Current and future clinical applicability
The quantitative evaluation of DSC MRI, that is, perfusion modeling, currently has
far more clinical applications than permeability modeling using DCE MRI. CBF and CBV
maps are used in the diagnosis of stroke, glioma, head-and-neck tumors, and sometimes
in cardiac imaging. On the other hand, most clinical applications of DCE MRI imaging
rely on purely qualitative or semiquantitative assessment. In the PI-RADS guidelines
for the diagnosis of prostate cancer, only the presence or absence of early enhancement
is scored since the available evidence for pharmacodynamic modeling is deemed insufficient
[55]. Similarly, breast cancer diagnosis using the BI-RADS criteria also uses a classification
of the signal dynamics into one of three curve types according to rise speed and washout
[56]. This does not imply, however, that there is no evidence for the usefulness of these
models, and a large number of small-scale studies exist [57]. Widespread adoption of quantitative DCE is hindered by several factors such as
insufficient standardization of acquisition and processing. The relatively poor current
performance of quantitative DCE models in distinguishing healthy from malignant tissue
may stem from deficits in the handling of the noise levels inherent in fast T1w imaging
and in cleanly separating perfusion effects such as bolus delay and dispersion from
permeability effects. This may change in the future, however, as deep learning-based
modelling becomes commonplace. The optimal mathematical framework for correctly handling
both intrinsic and extrinsic noise is given by stochastic analysis, in particular
by stochastic differential equations.
OUTLOOK
Currently, CA-based perfusion MRI is a well-established functional imaging method
with a multitude of appropriate processing methods. While new processing methods continue
to be developed, progress has declined somewhat in recent years. Machine learning
in general, and deep learning in particular, comprise promising new avenues for better
and more reliable processing methods. The inherently stochastic nature of neural networks
represents an ideal fit for modeling the inherently noisy CA dynamics.
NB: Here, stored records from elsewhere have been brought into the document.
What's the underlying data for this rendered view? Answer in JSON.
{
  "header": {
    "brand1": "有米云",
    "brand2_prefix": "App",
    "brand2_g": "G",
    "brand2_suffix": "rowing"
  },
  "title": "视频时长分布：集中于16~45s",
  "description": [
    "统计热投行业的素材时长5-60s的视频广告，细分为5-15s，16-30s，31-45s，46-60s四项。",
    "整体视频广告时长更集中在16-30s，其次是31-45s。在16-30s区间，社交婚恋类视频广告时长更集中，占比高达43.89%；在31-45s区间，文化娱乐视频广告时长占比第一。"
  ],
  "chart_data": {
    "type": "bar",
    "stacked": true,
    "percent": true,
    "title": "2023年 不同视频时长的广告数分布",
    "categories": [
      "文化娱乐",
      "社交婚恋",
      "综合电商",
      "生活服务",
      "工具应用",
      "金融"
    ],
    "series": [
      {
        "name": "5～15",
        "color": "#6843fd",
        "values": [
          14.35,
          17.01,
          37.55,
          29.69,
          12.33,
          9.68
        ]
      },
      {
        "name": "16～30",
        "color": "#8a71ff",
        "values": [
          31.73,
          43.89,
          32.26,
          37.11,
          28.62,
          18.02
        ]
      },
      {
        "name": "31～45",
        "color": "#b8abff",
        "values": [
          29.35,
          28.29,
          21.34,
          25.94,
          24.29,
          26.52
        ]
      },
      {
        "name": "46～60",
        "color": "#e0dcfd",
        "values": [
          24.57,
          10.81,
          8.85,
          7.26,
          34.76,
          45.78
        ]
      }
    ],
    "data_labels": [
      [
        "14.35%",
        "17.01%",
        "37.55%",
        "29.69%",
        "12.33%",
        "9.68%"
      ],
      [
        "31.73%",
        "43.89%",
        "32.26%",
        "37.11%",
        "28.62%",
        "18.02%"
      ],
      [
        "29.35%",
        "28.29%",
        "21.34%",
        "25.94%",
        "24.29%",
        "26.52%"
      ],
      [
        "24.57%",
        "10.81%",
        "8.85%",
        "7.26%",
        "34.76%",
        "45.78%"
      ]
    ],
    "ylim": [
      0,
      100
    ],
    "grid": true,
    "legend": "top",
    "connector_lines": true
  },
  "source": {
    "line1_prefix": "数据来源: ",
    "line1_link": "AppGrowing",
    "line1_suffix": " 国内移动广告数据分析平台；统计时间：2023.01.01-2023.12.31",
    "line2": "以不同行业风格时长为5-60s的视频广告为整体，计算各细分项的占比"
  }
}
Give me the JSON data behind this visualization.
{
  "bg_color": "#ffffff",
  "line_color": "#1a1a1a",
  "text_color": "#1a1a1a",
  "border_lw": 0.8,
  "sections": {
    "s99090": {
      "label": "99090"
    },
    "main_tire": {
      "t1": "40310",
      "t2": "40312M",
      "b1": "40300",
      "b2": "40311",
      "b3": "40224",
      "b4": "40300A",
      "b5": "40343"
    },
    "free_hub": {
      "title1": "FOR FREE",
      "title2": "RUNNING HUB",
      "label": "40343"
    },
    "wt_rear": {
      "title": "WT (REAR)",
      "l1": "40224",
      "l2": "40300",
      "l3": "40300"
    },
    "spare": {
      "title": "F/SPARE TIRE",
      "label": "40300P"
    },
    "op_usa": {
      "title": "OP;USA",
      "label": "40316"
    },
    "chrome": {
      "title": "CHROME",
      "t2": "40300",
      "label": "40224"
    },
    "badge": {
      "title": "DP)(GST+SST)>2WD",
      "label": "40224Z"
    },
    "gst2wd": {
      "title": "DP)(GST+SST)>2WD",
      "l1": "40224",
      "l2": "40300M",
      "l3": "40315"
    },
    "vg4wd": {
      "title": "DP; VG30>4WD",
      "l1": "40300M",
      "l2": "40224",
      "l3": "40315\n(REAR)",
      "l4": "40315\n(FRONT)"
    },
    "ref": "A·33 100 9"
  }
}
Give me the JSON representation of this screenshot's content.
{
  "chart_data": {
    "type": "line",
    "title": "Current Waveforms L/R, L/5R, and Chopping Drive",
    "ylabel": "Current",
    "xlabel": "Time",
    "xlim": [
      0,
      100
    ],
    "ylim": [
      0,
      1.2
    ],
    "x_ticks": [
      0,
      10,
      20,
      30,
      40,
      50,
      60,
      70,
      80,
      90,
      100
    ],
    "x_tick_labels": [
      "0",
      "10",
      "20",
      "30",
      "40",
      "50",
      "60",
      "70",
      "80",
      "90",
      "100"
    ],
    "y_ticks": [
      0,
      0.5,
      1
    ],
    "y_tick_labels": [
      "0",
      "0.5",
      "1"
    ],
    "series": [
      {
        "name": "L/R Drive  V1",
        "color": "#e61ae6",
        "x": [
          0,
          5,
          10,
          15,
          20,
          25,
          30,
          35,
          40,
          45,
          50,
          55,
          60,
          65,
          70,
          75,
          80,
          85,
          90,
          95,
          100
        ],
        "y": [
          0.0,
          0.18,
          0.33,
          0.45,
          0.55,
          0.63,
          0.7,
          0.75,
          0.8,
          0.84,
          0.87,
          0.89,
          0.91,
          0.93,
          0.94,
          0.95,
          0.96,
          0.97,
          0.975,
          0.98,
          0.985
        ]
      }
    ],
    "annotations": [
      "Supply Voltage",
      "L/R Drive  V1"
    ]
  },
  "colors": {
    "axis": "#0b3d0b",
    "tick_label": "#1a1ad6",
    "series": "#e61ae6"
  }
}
Due to their
flexibility, these methods may be capable of modelling the complex dynamics inherent
in aberrant blood flow patterns without having to specify a particular model beforehand.
The main challenge in applying deep learning algorithms to perfusion MRI data remains
the necessity of high-quality and plentiful data for training. Not only does the raw
perfusion data need to be acquired under standardized conditions using comparable
sequence parameters, but the trained goal parameters, whether segmentations, clinical
outcome parameters, or conventional perfusion parameters, need to be high-quality
too. Particularly the prediction of clinical outcome parameters is demanding due to
the often highly nonlinear and indirect relationship between perfusion data and final
outcome.
A possible avenue to circumvent the problem of always having to learn the complete
problem set is using physics-informed neural networks, which can learn complex tasks
while preserving physical or heuristic relationships specified as differential equations
[58]. These may be able to directly learn, for example, DCE parameters for a specified
model. An even newer generalization of physics-informed neural networks, universal
neural differential equations, provide an explicit way of doing this [59]
[60]. The disadvantage, however, is that the explicit model-free nature of deep learning
is partially lost.
In conclusion, deep learning-based processing of perfusion MRI data holds high promise
for diagnosis and treatment monitoring in oncology. The novel methods may be uniquely
suited for the inherently noisy time series obtained for each voxel and can learn
almost any sensible parameter. A special focus should be on connecting architectural
modeling and perfusion parameters, as this may allow monitoring of microstructural
changes in the microvascular architecture induced by neoangiogenesis or as treatment
response. Due to the rapid progress in the field, further research is urgently needed.